Immigrants Need Clarity on Public Charge

Posted October, 13 2021 by Amanda Dunker

The Biden Administration is planning to draft a new public charge rule, and is gathering information before it does so through a public comment process. Advocates have until October 22 to submit their comments (you can read the request for comments here.)

The previous Administration’s expansion of the public charge rule is still harming New Yorkers. The Trump Administration proposed a major expansion of public charge in September 2018. The proposal, if enacted in full, would have meant immigrants who used a long list of public programs could later be denied permanent residency. The final rule was much smaller in scope than what was originally proposed, and did not include health programs like Medicaid.

Further, the final rule was revoked by President Biden in March 2021. But the proposal caused damage in-and-of itself: immigrants who were not subject to the rule still fear enrolling in programs that will help them access health care, even when those programs were not part of the expanded public charge rule.
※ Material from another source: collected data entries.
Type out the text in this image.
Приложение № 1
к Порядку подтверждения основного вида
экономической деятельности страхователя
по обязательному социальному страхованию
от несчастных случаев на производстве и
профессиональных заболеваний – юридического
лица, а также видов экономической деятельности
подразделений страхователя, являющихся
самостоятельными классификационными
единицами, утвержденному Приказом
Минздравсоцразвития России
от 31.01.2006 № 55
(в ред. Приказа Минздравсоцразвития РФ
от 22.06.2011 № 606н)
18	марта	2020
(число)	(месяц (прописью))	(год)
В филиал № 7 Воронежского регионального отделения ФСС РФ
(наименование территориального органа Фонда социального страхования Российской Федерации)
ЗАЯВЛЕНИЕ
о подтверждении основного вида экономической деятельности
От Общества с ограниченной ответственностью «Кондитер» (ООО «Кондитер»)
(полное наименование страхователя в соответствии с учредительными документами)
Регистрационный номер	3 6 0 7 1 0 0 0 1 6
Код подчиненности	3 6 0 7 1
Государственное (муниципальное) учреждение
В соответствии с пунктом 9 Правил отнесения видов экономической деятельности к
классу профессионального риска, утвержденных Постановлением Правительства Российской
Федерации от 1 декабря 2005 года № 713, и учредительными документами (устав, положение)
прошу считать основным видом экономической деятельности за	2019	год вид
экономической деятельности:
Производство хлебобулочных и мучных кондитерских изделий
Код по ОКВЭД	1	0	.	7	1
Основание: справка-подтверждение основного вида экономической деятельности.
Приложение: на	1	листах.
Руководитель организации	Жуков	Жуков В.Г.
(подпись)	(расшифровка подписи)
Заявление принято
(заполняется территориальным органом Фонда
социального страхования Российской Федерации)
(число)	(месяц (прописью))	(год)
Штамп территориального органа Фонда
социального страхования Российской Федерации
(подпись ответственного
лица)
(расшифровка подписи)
This confusion and fear surrounding the rule is known as the “chilling effect.” Immigrants were afraid to make mistakes that would jeopardize their future here while the rule was in place, and they are still afraid that a future Administration will use their health care needs against them. As many as 260,000 low-income children lost access to desperately needed health care and other services during 2020 because of the chilling effect.

President Biden must address these fears by clearly defining public charge in regulations. Public charge was applied narrowly before the Trump Administration, so narrowly it was almost never used. The new rule should explicitly and narrowly define public charge to avoid future abuses. It should also explicitly list programs that are not subject to public charge, like Medicaid and SNAP. Protecting Immigrant Families has created a sign-on letter for advocates with other recommendations; the deadline to sign on is October 20. Advocates who sign the joint letter should also consider submitting their own individual comments. Another good resource is this Health Affairs blog post.

New York State and the Biden Administration also need to do more to make sure immigrants can access health care:

  • Some New Yorkers are barred from enrolling in public health coverage because of their status. New York could immediately provide relief to those excluded immigrants by passing A880/S1572, which would allow income-eligible immigrants to enroll in the Essential Plan. 
  • At the federal level, the Biden Administration should remove the 5-year bar to becoming eligible for Medicaid coverage.